Image courtesy of HBO
Where Looking fails thoroughly as a social breakthrough show, is in the idolization of monogamous coupledom: a citadel of heternormativity that, until recently, was a defining site of queer challenge.
Adaptable but not Conforming?
What the depictions of Patrick, Agustin and Dom’s relationships do best is challenge stereotypes that group gay men into feminine and masculine roles. Most telling are the discussions of sexual positions—a heterosexual marker often used to situate gay men as more masculine or feminine. Patrick and Richie’s first sexual encounter is only implied with both of them seen naked in bed the next morning. This smartly skirts society’s insistence to immediately label one the “top” (the masculinized penetrator) or the “bottom” (the feminized receiver).
In their first depicted sex scene, Patrick receives oral sex from Richie. Then in the following scene when Patrick and Richie are out for breakfast, Patrick wants to split the bill while Richie says he’s “got it.” By paying for breakfast, Richie partakes in a traditionally masculine expectation made even more important given his lower class. Further blurring their roles, Patrick, later in the same episode, tells Richie he wants to “bottom” for him in the future, but then immediately after the confession “tops” Richie.

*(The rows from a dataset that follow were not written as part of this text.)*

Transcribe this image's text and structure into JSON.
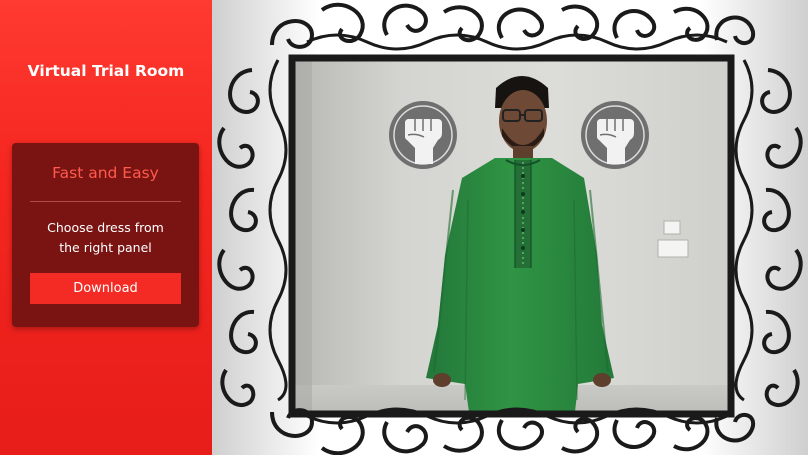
{
  "sidebar": {
    "title": "Virtual Trial Room",
    "card": {
      "heading": "Fast and Easy",
      "description_line1": "Choose dress from",
      "description_line2": "the right panel",
      "download_button": "Download"
    }
  },
  "colors": {
    "sidebar_red": "#f4261f",
    "card_dark_red": "#7a1413",
    "heading_red": "#ff5a4c",
    "kurta_green": "#2f8f3f",
    "frame_black": "#1a1a1a"
  },
  "icons": [
    "raised-fist-icon",
    "raised-fist-icon"
  ]
}
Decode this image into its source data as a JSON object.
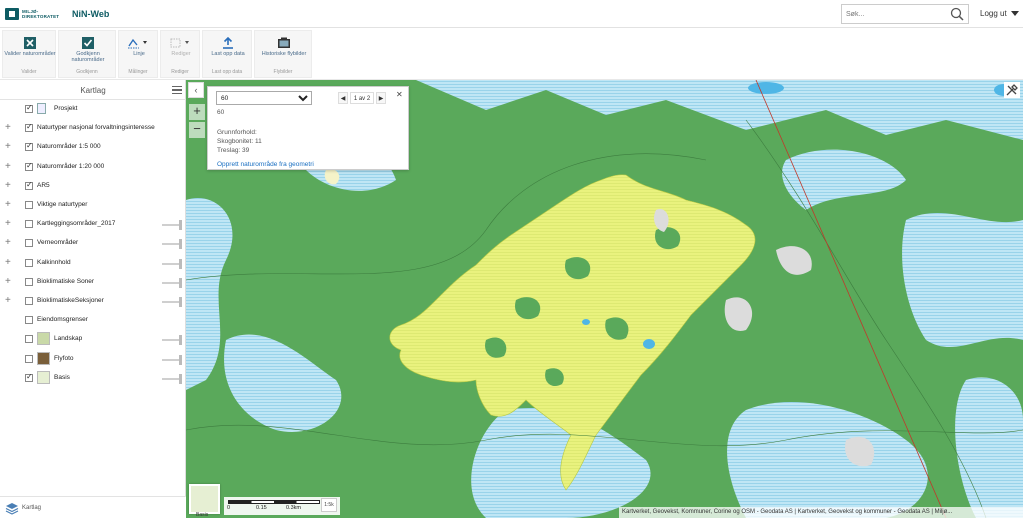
{
  "header": {
    "logo_text_line1": "MILJØ-",
    "logo_text_line2": "DIREKTORATET",
    "app_title": "NiN-Web",
    "search_placeholder": "Søk...",
    "logout_label": "Logg ut"
  },
  "toolbar": {
    "valider": {
      "label": "Valider naturområder",
      "caption": "Valider"
    },
    "godkjenn": {
      "label": "Godkjenn naturområder",
      "caption": "Godkjenn"
    },
    "linje": {
      "label": "Linje",
      "caption": "Målinger"
    },
    "rediger": {
      "label": "Rediger",
      "caption": "Rediger"
    },
    "lastopp": {
      "label": "Last opp data",
      "caption": "Last opp data"
    },
    "historiske": {
      "label": "Historiske flybilder",
      "caption": "Flybilder"
    }
  },
  "panel": {
    "title": "Kartlag",
    "layers": [
      {
        "label": "Prosjekt",
        "checked": true,
        "expandable": false
      },
      {
        "label": "Naturtyper nasjonal forvaltningsinteresse",
        "checked": true,
        "expandable": true
      },
      {
        "label": "Naturområder 1:5 000",
        "checked": true,
        "expandable": true
      },
      {
        "label": "Naturområder 1:20 000",
        "checked": true,
        "expandable": true
      },
      {
        "label": "AR5",
        "checked": true,
        "expandable": true
      },
      {
        "label": "Viktige naturtyper",
        "checked": false,
        "expandable": true
      },
      {
        "label": "Kartleggingsområder_2017",
        "checked": false,
        "expandable": true
      },
      {
        "label": "Verneområder",
        "checked": false,
        "expandable": true
      },
      {
        "label": "Kalkinnhold",
        "checked": false,
        "expandable": true
      },
      {
        "label": "Bioklimatiske Soner",
        "checked": false,
        "expandable": true
      },
      {
        "label": "BioklimatiskeSeksjoner",
        "checked": false,
        "expandable": true
      },
      {
        "label": "Eiendomsgrenser",
        "checked": false,
        "expandable": false
      },
      {
        "label": "Landskap",
        "checked": false,
        "expandable": false
      },
      {
        "label": "Flyfoto",
        "checked": false,
        "expandable": false
      },
      {
        "label": "Basis",
        "checked": true,
        "expandable": false
      }
    ],
    "footer_label": "Kartlag"
  },
  "popup": {
    "selected_value": "60",
    "pager_text": "1 av 2",
    "id_value": "60",
    "heading": "Grunnforhold:",
    "line1": "Skogbonitet: 11",
    "line2": "Treslag: 39",
    "link": "Opprett naturområde fra geometri"
  },
  "map": {
    "minimap_label": "Basis",
    "scale": {
      "t0": "0",
      "t1": "0.15",
      "t2": "0.3km"
    },
    "north_label": "1:5k",
    "attribution": "Kartverket, Geovekst, Kommuner, Corine og OSM - Geodata AS | Kartverket, Geovekst og kommuner - Geodata AS | Miljø..."
  },
  "colors": {
    "forest": "#58a85a",
    "water": "#a8ddf0",
    "marsh": "#e8f28a",
    "rock": "#d9d9d9",
    "brand": "#0d5b63"
  }
}
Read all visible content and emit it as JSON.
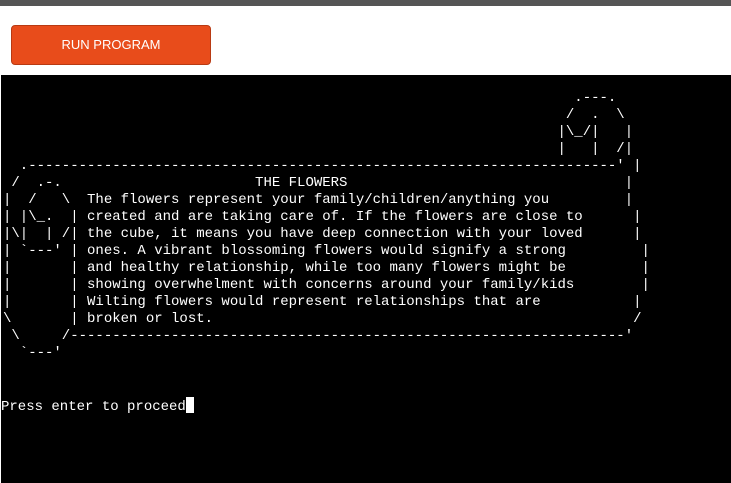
{
  "toolbar": {
    "run_label": "RUN PROGRAM"
  },
  "terminal": {
    "output": "                                                                    .---.\n                                                                   /  .  \\\n                                                                  |\\_/|   |\n                                                                  |   |  /|\n  .----------------------------------------------------------------------' |\n /  .-.                       THE FLOWERS                                 |\n|  /   \\  The flowers represent your family/children/anything you         |\n| |\\_.  | created and are taking care of. If the flowers are close to      |\n|\\|  | /| the cube, it means you have deep connection with your loved      |\n| `---' | ones. A vibrant blossoming flowers would signify a strong         |\n|       | and healthy relationship, while too many flowers might be         |\n|       | showing overwhelment with concerns around your family/kids        |\n|       | Wilting flowers would represent relationships that are           |\n\\       | broken or lost.                                                  /\n \\     /------------------------------------------------------------------'\n  `---'",
    "prompt": "Press enter to proceed"
  },
  "colors": {
    "button": "#e84c1b",
    "terminal_bg": "#000000",
    "terminal_fg": "#ffffff",
    "top_bar": "#555555"
  }
}
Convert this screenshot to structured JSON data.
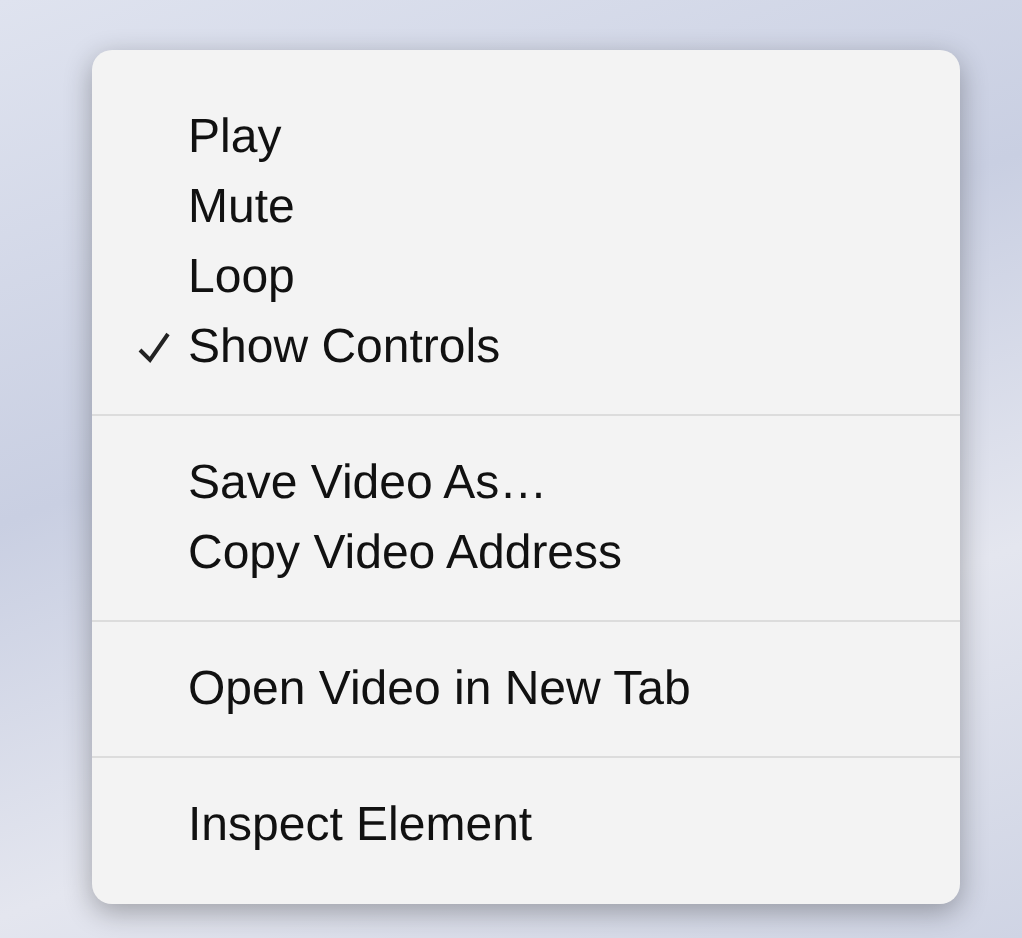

Richie ultimately dismisses such labels as “top” and “bottom” stating they are “for people on websites” and that “you gotta’ be adaptable,” espousing a decidedly non-heteronormative mantra of sexual fluidity.
In the end, Looking provides enough markers of homonormativity for the show to resonate with a broader heterosexual public. At the same time, it does offer some disruption of these idealized forms. If nothing else, the show blurs lines. While Looking is timid at best in offering a critique of heteronormative ideals, the show does capture some of the tensions and complexities in the lives of gay men. By depicting its characters as negotiating newfound rights and acceptance (albeit granted by the heterosexual community in power), and striving for, but never fully becoming, the “exceptional homosexual” Looking reflects the complexities of contemporary queer politics and the tensions between conforming and resisting. Patrick sums up the notion (and Looking) best when he remarks about himself and his friends, “I don’t know if [any] of us are very good at being who we think we are.”